The two most impactful settings are keep_alive and scaling_delay. Lowering keep_alive reduces idle time by shutting down runners sooner after they finish processing, which avoids paying for runners that are waiting for requests that never come. Increasing scaling_delay prevents fal from spinning up new runners too quickly during short traffic bursts, giving existing runners a chance to absorb the load first. Together these help you avoid over-provisioning. For further tuning, max_multiplexing lets a single runner handle multiple requests concurrently, and concurrency_buffer pre-warms runners ahead of demand. See Optimizing Costs for the full set of strategies.

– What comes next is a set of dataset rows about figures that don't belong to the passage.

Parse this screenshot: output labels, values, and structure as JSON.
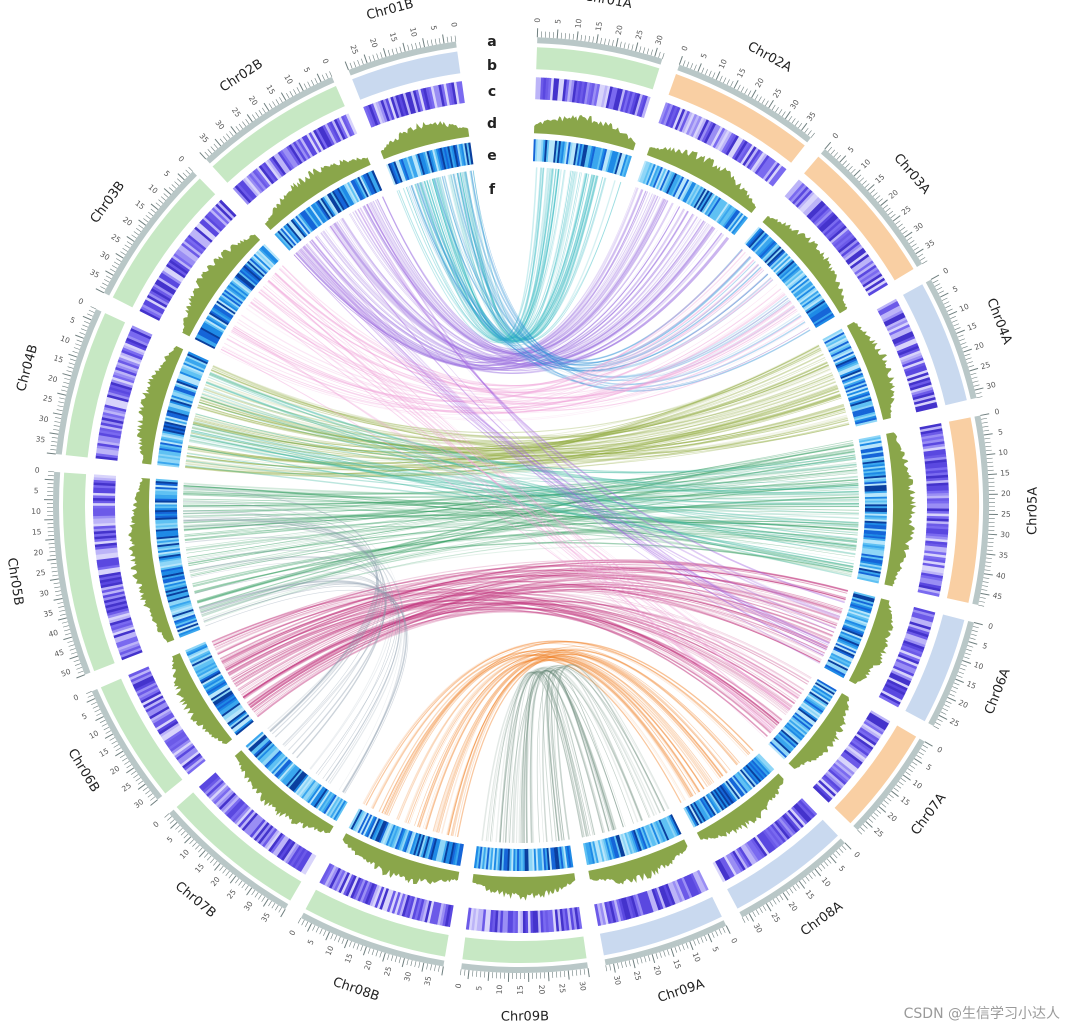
{
  "chart_data": {
    "type": "circos",
    "track_letters": [
      "a",
      "b",
      "c",
      "d",
      "e",
      "f"
    ],
    "chromosomes": [
      {
        "name": "Chr01A",
        "length": 32,
        "ticks": [
          0,
          5,
          10,
          15,
          20,
          25,
          30
        ],
        "genome": "A",
        "color": "#c7e8c4"
      },
      {
        "name": "Chr02A",
        "length": 38,
        "ticks": [
          0,
          5,
          10,
          15,
          20,
          25,
          30,
          35
        ],
        "genome": "A",
        "color": "#f9cfa3"
      },
      {
        "name": "Chr03A",
        "length": 38,
        "ticks": [
          0,
          5,
          10,
          15,
          20,
          25,
          30,
          35
        ],
        "genome": "A",
        "color": "#f9cfa3"
      },
      {
        "name": "Chr04A",
        "length": 32,
        "ticks": [
          0,
          5,
          10,
          15,
          20,
          25,
          30
        ],
        "genome": "A",
        "color": "#c9d9ef"
      },
      {
        "name": "Chr05A",
        "length": 48,
        "ticks": [
          0,
          5,
          10,
          15,
          20,
          25,
          30,
          35,
          40,
          45
        ],
        "genome": "A",
        "color": "#f9cfa3"
      },
      {
        "name": "Chr06A",
        "length": 28,
        "ticks": [
          0,
          5,
          10,
          15,
          20,
          25
        ],
        "genome": "A",
        "color": "#c9d9ef"
      },
      {
        "name": "Chr07A",
        "length": 28,
        "ticks": [
          0,
          5,
          10,
          15,
          20,
          25
        ],
        "genome": "A",
        "color": "#f9cfa3"
      },
      {
        "name": "Chr08A",
        "length": 32,
        "ticks": [
          0,
          5,
          10,
          15,
          20,
          25,
          30
        ],
        "genome": "A",
        "color": "#c9d9ef"
      },
      {
        "name": "Chr09A",
        "length": 32,
        "ticks": [
          0,
          5,
          10,
          15,
          20,
          25,
          30
        ],
        "genome": "A",
        "color": "#c9d9ef"
      },
      {
        "name": "Chr09B",
        "length": 32,
        "ticks": [
          30,
          25,
          20,
          15,
          10,
          5,
          0
        ],
        "genome": "B",
        "color": "#c7e8c4"
      },
      {
        "name": "Chr08B",
        "length": 38,
        "ticks": [
          35,
          30,
          25,
          20,
          15,
          10,
          5,
          0
        ],
        "genome": "B",
        "color": "#c7e8c4"
      },
      {
        "name": "Chr07B",
        "length": 38,
        "ticks": [
          35,
          30,
          25,
          20,
          15,
          10,
          5,
          0
        ],
        "genome": "B",
        "color": "#c7e8c4"
      },
      {
        "name": "Chr06B",
        "length": 32,
        "ticks": [
          30,
          25,
          20,
          15,
          10,
          5,
          0
        ],
        "genome": "B",
        "color": "#c7e8c4"
      },
      {
        "name": "Chr05B",
        "length": 52,
        "ticks": [
          50,
          45,
          40,
          35,
          30,
          25,
          20,
          15,
          10,
          5,
          0
        ],
        "genome": "B",
        "color": "#c7e8c4"
      },
      {
        "name": "Chr04B",
        "length": 38,
        "ticks": [
          35,
          30,
          25,
          20,
          15,
          10,
          5,
          0
        ],
        "genome": "B",
        "color": "#c7e8c4"
      },
      {
        "name": "Chr03B",
        "length": 38,
        "ticks": [
          35,
          30,
          25,
          20,
          15,
          10,
          5,
          0
        ],
        "genome": "B",
        "color": "#c7e8c4"
      },
      {
        "name": "Chr02B",
        "length": 38,
        "ticks": [
          35,
          30,
          25,
          20,
          15,
          10,
          5,
          0
        ],
        "genome": "B",
        "color": "#c7e8c4"
      },
      {
        "name": "Chr01B",
        "length": 28,
        "ticks": [
          25,
          20,
          15,
          10,
          5,
          0
        ],
        "genome": "B",
        "color": "#c9d9ef"
      }
    ],
    "link_colors": {
      "Chr01A": "#3bbcc4",
      "Chr02A": "#9b6fe0",
      "Chr01B": "#2c8fd6",
      "Chr02B": "#a060e0",
      "Chr03B": "#f0a0d8",
      "Chr04B": "#8faa3c",
      "Chr05A": "#3fb8a0",
      "Chr05B": "#2e9a5c",
      "Chr06B": "#c0307a",
      "Chr08B": "#f07a1a",
      "Chr09B": "#6a8a7a"
    },
    "links": [
      {
        "from": "Chr01A",
        "to": "Chr01B",
        "count": 60
      },
      {
        "from": "Chr02A",
        "to": "Chr02B",
        "count": 70
      },
      {
        "from": "Chr01B",
        "to": "Chr03A",
        "count": 25
      },
      {
        "from": "Chr03B",
        "to": "Chr03A",
        "count": 40
      },
      {
        "from": "Chr04B",
        "to": "Chr04A",
        "count": 70
      },
      {
        "from": "Chr05B",
        "to": "Chr05A",
        "count": 80
      },
      {
        "from": "Chr05A",
        "to": "Chr04B",
        "count": 40
      },
      {
        "from": "Chr06B",
        "to": "Chr06A",
        "count": 50
      },
      {
        "from": "Chr06B",
        "to": "Chr07A",
        "count": 40
      },
      {
        "from": "Chr08B",
        "to": "Chr08A",
        "count": 45
      },
      {
        "from": "Chr09B",
        "to": "Chr09A",
        "count": 40
      },
      {
        "from": "Chr07B",
        "to": "Chr05B",
        "count": 25
      },
      {
        "from": "Chr02B",
        "to": "Chr06A",
        "count": 15
      },
      {
        "from": "Chr03B",
        "to": "Chr07A",
        "count": 15
      }
    ]
  },
  "watermark": "CSDN @生信学习小达人"
}
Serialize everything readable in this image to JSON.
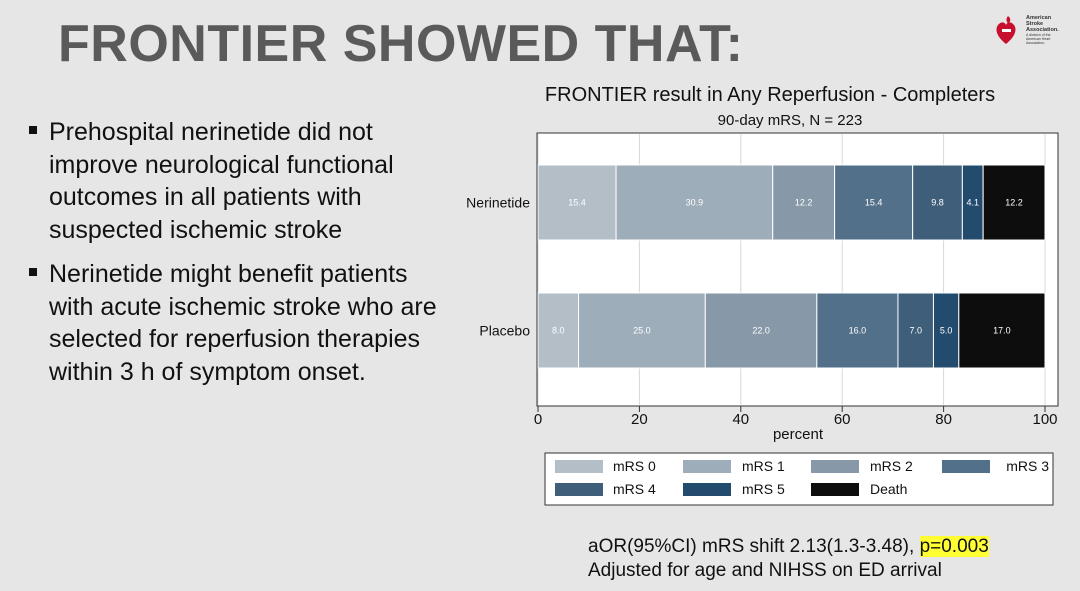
{
  "slide": {
    "title": "FRONTIER SHOWED THAT:",
    "logo_text": [
      "American",
      "Stroke",
      "Association.",
      "A division of the",
      "American Heart Association."
    ],
    "bullets": [
      "Prehospital nerinetide did not improve neurological functional outcomes in all patients with suspected ischemic stroke",
      "Nerinetide might benefit patients with acute ischemic stroke who are selected for reperfusion therapies within 3 h of symptom onset."
    ],
    "footnote": {
      "line1_prefix": "aOR(95%CI) mRS shift 2.13(1.3-3.48), ",
      "line1_highlight": "p=0.003",
      "line2": "Adjusted for age and NIHSS on ED arrival"
    },
    "logo_color": "#c8102e"
  },
  "chart_data": {
    "type": "bar",
    "orientation": "horizontal",
    "stacked": true,
    "title": "FRONTIER result in Any Reperfusion - Completers",
    "subtitle": "90-day mRS, N = 223",
    "xlabel": "percent",
    "ylabel": "",
    "xlim": [
      0,
      100
    ],
    "xticks": [
      0,
      20,
      40,
      60,
      80,
      100
    ],
    "grid": true,
    "legend_position": "bottom",
    "categories": [
      "Nerinetide",
      "Placebo"
    ],
    "series": [
      {
        "name": "mRS 0",
        "color": "#b3bec7",
        "values": [
          15.4,
          8.0
        ]
      },
      {
        "name": "mRS 1",
        "color": "#9eadba",
        "values": [
          30.9,
          25.0
        ]
      },
      {
        "name": "mRS 2",
        "color": "#8798a8",
        "values": [
          12.2,
          22.0
        ]
      },
      {
        "name": "mRS 3",
        "color": "#53708a",
        "values": [
          15.4,
          16.0
        ]
      },
      {
        "name": "mRS 4",
        "color": "#3e5e7a",
        "values": [
          9.8,
          7.0
        ]
      },
      {
        "name": "mRS 5",
        "color": "#234b6e",
        "values": [
          4.1,
          5.0
        ]
      },
      {
        "name": "Death",
        "color": "#0d0d0d",
        "values": [
          12.2,
          17.0
        ]
      }
    ],
    "value_labels": [
      [
        "15.4",
        "30.9",
        "12.2",
        "15.4",
        "9.8",
        "4.1",
        "12.2"
      ],
      [
        "8.0",
        "25.0",
        "22.0",
        "16.0",
        "7.0",
        "5.0",
        "17.0"
      ]
    ]
  }
}
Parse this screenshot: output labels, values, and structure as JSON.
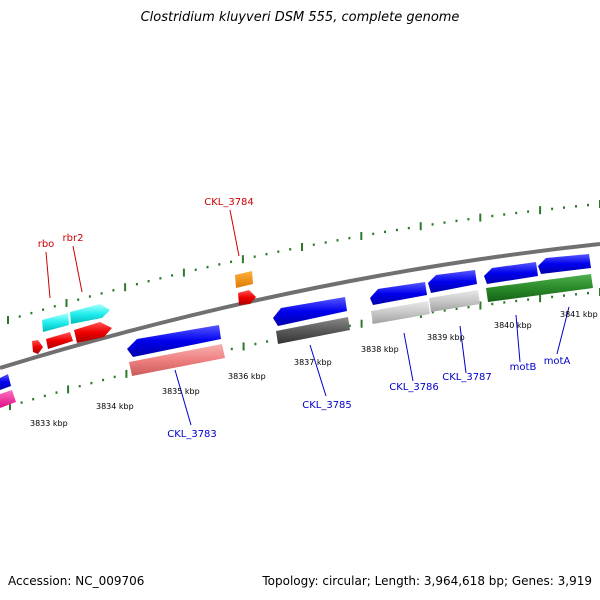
{
  "title": "Clostridium kluyveri DSM 555, complete genome",
  "accession": "Accession: NC_009706",
  "stats": "Topology: circular; Length: 3,964,618 bp; Genes: 3,919",
  "colors": {
    "backbone": "#808080",
    "tick": "#2a7a2a",
    "forward_label": "#cc0000",
    "reverse_label": "#0000cc"
  },
  "kbp_labels": [
    "3833 kbp",
    "3834 kbp",
    "3835 kbp",
    "3836 kbp",
    "3837 kbp",
    "3838 kbp",
    "3839 kbp",
    "3840 kbp",
    "3841 kbp"
  ],
  "genes": [
    {
      "id": "rbo",
      "label": "rbo",
      "strand": "forward"
    },
    {
      "id": "rbr2",
      "label": "rbr2",
      "strand": "forward"
    },
    {
      "id": "CKL_3784",
      "label": "CKL_3784",
      "strand": "forward"
    },
    {
      "id": "CKL_3783",
      "label": "CKL_3783",
      "strand": "reverse"
    },
    {
      "id": "CKL_3785",
      "label": "CKL_3785",
      "strand": "reverse"
    },
    {
      "id": "CKL_3786",
      "label": "CKL_3786",
      "strand": "reverse"
    },
    {
      "id": "CKL_3787",
      "label": "CKL_3787",
      "strand": "reverse"
    },
    {
      "id": "motB",
      "label": "motB",
      "strand": "reverse"
    },
    {
      "id": "motA",
      "label": "motA",
      "strand": "reverse"
    }
  ]
}
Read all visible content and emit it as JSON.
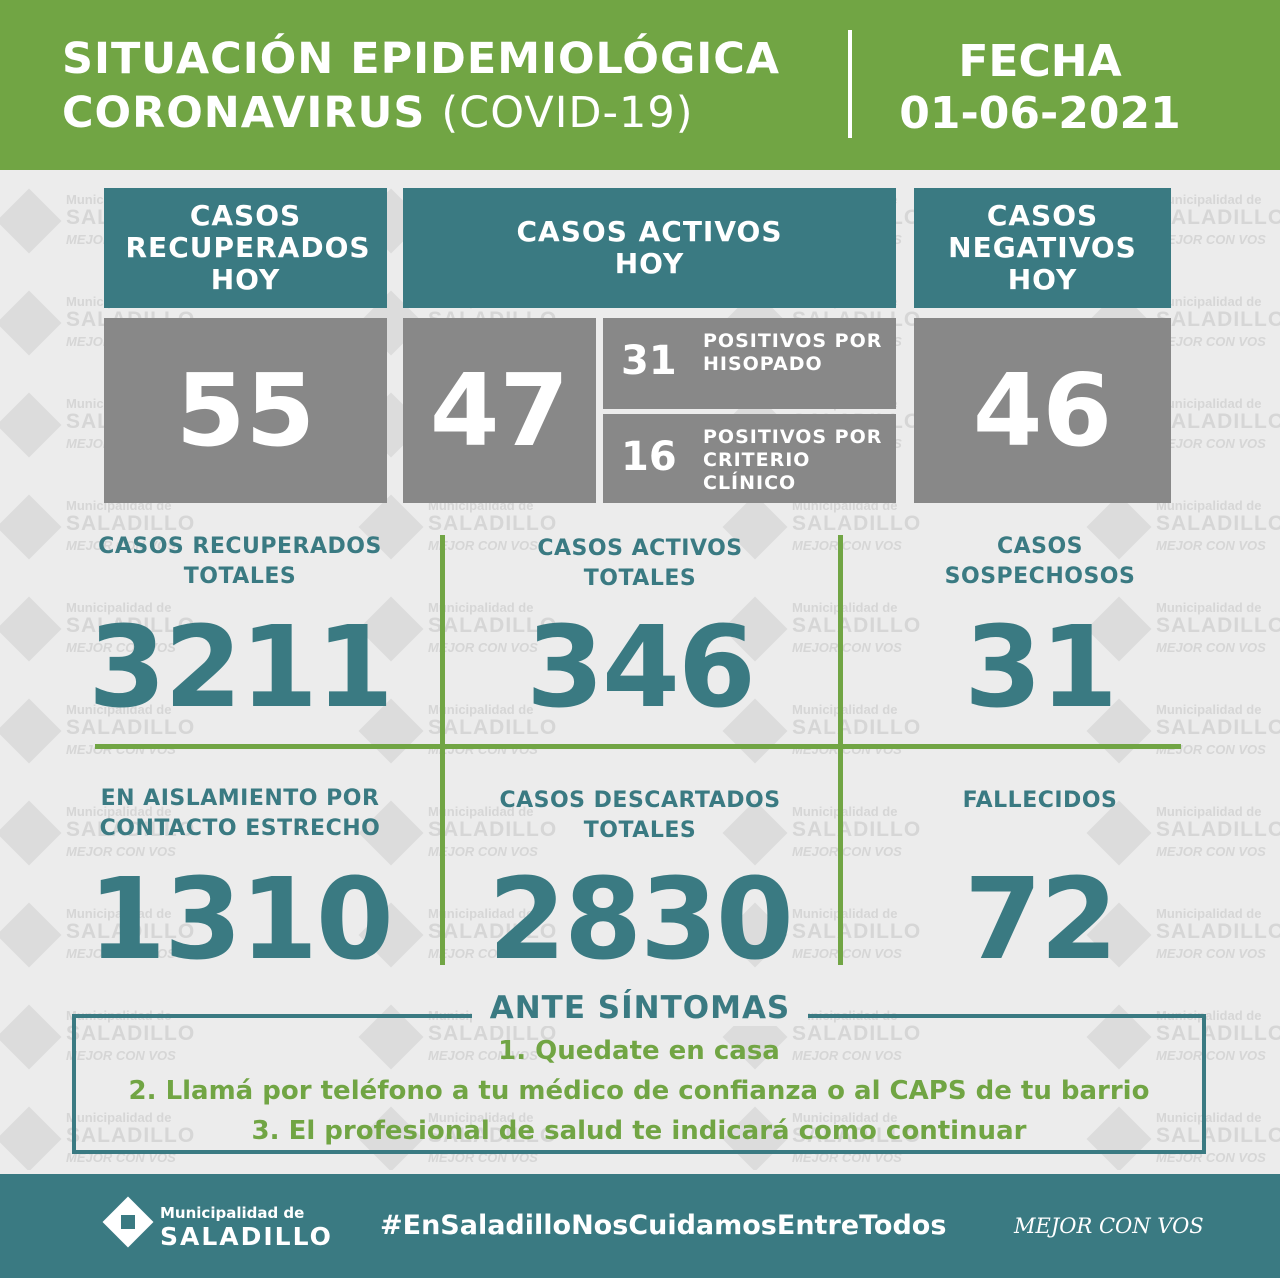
{
  "header": {
    "title_line1": "SITUACIÓN EPIDEMIOLÓGICA",
    "title_line2_bold": "CORONAVIRUS",
    "title_line2_light": "(COVID-19)",
    "date_label": "FECHA",
    "date_value": "01-06-2021"
  },
  "watermark": {
    "line1": "Municipalidad de",
    "line2": "SALADILLO",
    "line3": "MEJOR CON VOS"
  },
  "today": {
    "recovered": {
      "label": "CASOS RECUPERADOS HOY",
      "value": "55"
    },
    "active": {
      "label": "CASOS ACTIVOS HOY",
      "value": "47",
      "breakdown": [
        {
          "value": "31",
          "label": "POSITIVOS POR HISOPADO"
        },
        {
          "value": "16",
          "label": "POSITIVOS POR CRITERIO CLÍNICO"
        }
      ]
    },
    "negative": {
      "label": "CASOS NEGATIVOS HOY",
      "value": "46"
    }
  },
  "totals": [
    {
      "label": "CASOS RECUPERADOS TOTALES",
      "value": "3211"
    },
    {
      "label": "CASOS ACTIVOS TOTALES",
      "value": "346"
    },
    {
      "label": "CASOS SOSPECHOSOS",
      "value": "31"
    },
    {
      "label": "EN AISLAMIENTO POR CONTACTO ESTRECHO",
      "value": "1310"
    },
    {
      "label": "CASOS DESCARTADOS TOTALES",
      "value": "2830"
    },
    {
      "label": "FALLECIDOS",
      "value": "72"
    }
  ],
  "symptoms": {
    "title": "ANTE SÍNTOMAS",
    "steps": [
      "1. Quedate en casa",
      "2. Llamá por teléfono a tu médico de confianza o al CAPS de tu barrio",
      "3. El profesional de salud te indicará como continuar"
    ]
  },
  "footer": {
    "logo_line1": "Municipalidad de",
    "logo_line2": "SALADILLO",
    "hashtag": "#EnSaladilloNosCuidamosEntreTodos",
    "slogan": "MEJOR CON VOS"
  },
  "colors": {
    "green": "#71a544",
    "teal": "#3a7a82",
    "grey": "#888888",
    "background": "#ececec"
  }
}
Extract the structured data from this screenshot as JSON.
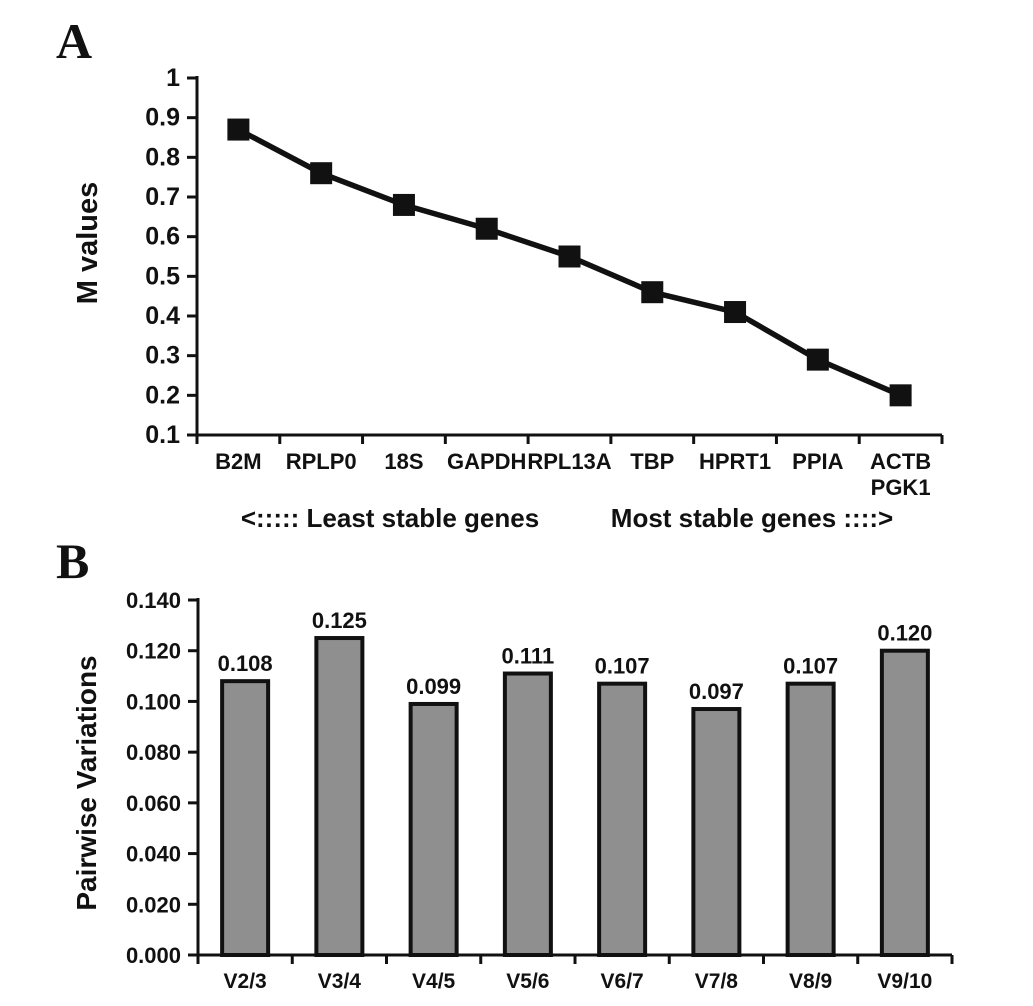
{
  "figure": {
    "panel_a_label": "A",
    "panel_b_label": "B"
  },
  "chart_data": [
    {
      "type": "line",
      "panel": "A",
      "title": "",
      "xlabel": "",
      "ylabel": "M values",
      "categories": [
        [
          "B2M"
        ],
        [
          "RPLP0"
        ],
        [
          "18S"
        ],
        [
          "GAPDH"
        ],
        [
          "RPL13A"
        ],
        [
          "TBP"
        ],
        [
          "HPRT1"
        ],
        [
          "PPIA"
        ],
        [
          "ACTB",
          "PGK1"
        ]
      ],
      "values": [
        0.87,
        0.76,
        0.68,
        0.62,
        0.55,
        0.46,
        0.41,
        0.29,
        0.2
      ],
      "ytick_values": [
        1,
        0.9,
        0.8,
        0.7,
        0.6,
        0.5,
        0.4,
        0.3,
        0.2,
        0.1
      ],
      "ytick_labels": [
        "1",
        "0.9",
        "0.8",
        "0.7",
        "0.6",
        "0.5",
        "0.4",
        "0.3",
        "0.2",
        "0.1"
      ],
      "ylim": [
        0.1,
        1.0
      ],
      "grid": false,
      "legend": "none",
      "marker": "square",
      "line_color": "#111111",
      "annotations": {
        "left": "<:::::  Least stable genes",
        "right": "Most stable genes ::::>"
      }
    },
    {
      "type": "bar",
      "panel": "B",
      "title": "",
      "xlabel": "",
      "ylabel": "Pairwise Variations",
      "categories": [
        "V2/3",
        "V3/4",
        "V4/5",
        "V5/6",
        "V6/7",
        "V7/8",
        "V8/9",
        "V9/10"
      ],
      "values": [
        0.108,
        0.125,
        0.099,
        0.111,
        0.107,
        0.097,
        0.107,
        0.12
      ],
      "data_labels": [
        "0.108",
        "0.125",
        "0.099",
        "0.111",
        "0.107",
        "0.097",
        "0.107",
        "0.120"
      ],
      "ytick_values": [
        0.0,
        0.02,
        0.04,
        0.06,
        0.08,
        0.1,
        0.12,
        0.14
      ],
      "ytick_labels": [
        "0.000",
        "0.020",
        "0.040",
        "0.060",
        "0.080",
        "0.100",
        "0.120",
        "0.140"
      ],
      "ylim": [
        0.0,
        0.14
      ],
      "grid": false,
      "legend": "none",
      "bar_fill": "#8f8f8f",
      "bar_border": "#111111"
    }
  ]
}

fal automatically retries failed queue requests up to 10 times for server errors, timeouts, and connection failures. You can disable retries for specific conditions by setting skip_retry_conditions on your app (e.g., skip_retry_conditions=["timeout"] if your model legitimately takes a long time). You can also disable retries for individual responses by setting the X-Fal-Needs-Retry: 0 header from your endpoint, or per-request by the caller with the X-Fal-No-Retry: 1 header.
You are billed per-second for the total time your runners are alive, at the rate for your chosen machine type. This includes setup(), idle time (including keep_alive), active request processing, draining, and teardown. You are not billed for pending time or container image pulls. See Serverless Pricing for the full breakdown by runner state.
Yes. Runners in the IDLE state are billed at the same per-second rate as running requests. The keep_alive setting controls how long a runner stays alive after finishing its last request. Set keep_alive = 0 to shut down immediately after each request, or use min_concurrency to keep warm runners available. See Optimizing Costs for strategies to balance cost and cold starts.
fal offers CPU instances (XS through L) and GPU instances including RTX 4090, RTX 5090, A100, L40, H100, H200, and B200. Multi-GPU configurations are available for distributed workloads. See Machine Types for full specs and guidance on choosing the right GPU.
Cold starts happen when no warm runner is available and a new one must be provisioned. You can reduce them by setting min_concurrency to keep runners warm, using FlashPack for faster container pulls, storing model weights on persistent storage (/data) to avoid re-downloads, and optimizing your container image. See Optimizing Cold Starts for the full guide.
Every runner has access to a shared persistent storage volume mounted at /data. Files written to /data persist across requests, runner restarts, and deployments. It is backed by a multi-layer cache (local NVMe, datacenter cache, global object store) and is the recommended place to store model weights, datasets, and configuration files.
Yes. You can specify a Dockerfile or reference a pre-built image from any container registry, including private registries. See Using a Custom Container Image for setup instructions.
fal automatically scales runners up and down based on incoming request volume. You control the behavior with min_concurrency (minimum warm runners), max_concurrency (maximum runners), max_multiplexing (requests per runner), and keep_alive (idle timeout). See Scaling Your Application for details.
The default request timeout is 3600 seconds (1 hour). You can configure this per-app with the request_timeout setting in your app class. Callers can also set a client-side start_timeout to limit how long they wait before processing begins.
Yes. You can load multiple models in setup() and route between them based on request input, or use multi-app routing to serve different models from different endpoints within a single deployment. You can also use runner hints to pin requests to runners with specific models loaded.
Every deployment creates a new revision. You can roll back to any previous revision from the dashboard or CLI. See Rollbacks for instructions.
Yes. Logs from your app are available in the dashboard, via the CLI (fal apps runners), and through the Platform APIs. You can also configure log drains to forward logs to external services. See Logging for how to emit structured logs from your app.
No. When you call your own Serverless endpoints, concurrency limits are not enforced. Your throughput is limited by your max_concurrency scaling configuration, not by the platform-level account concurrency limit.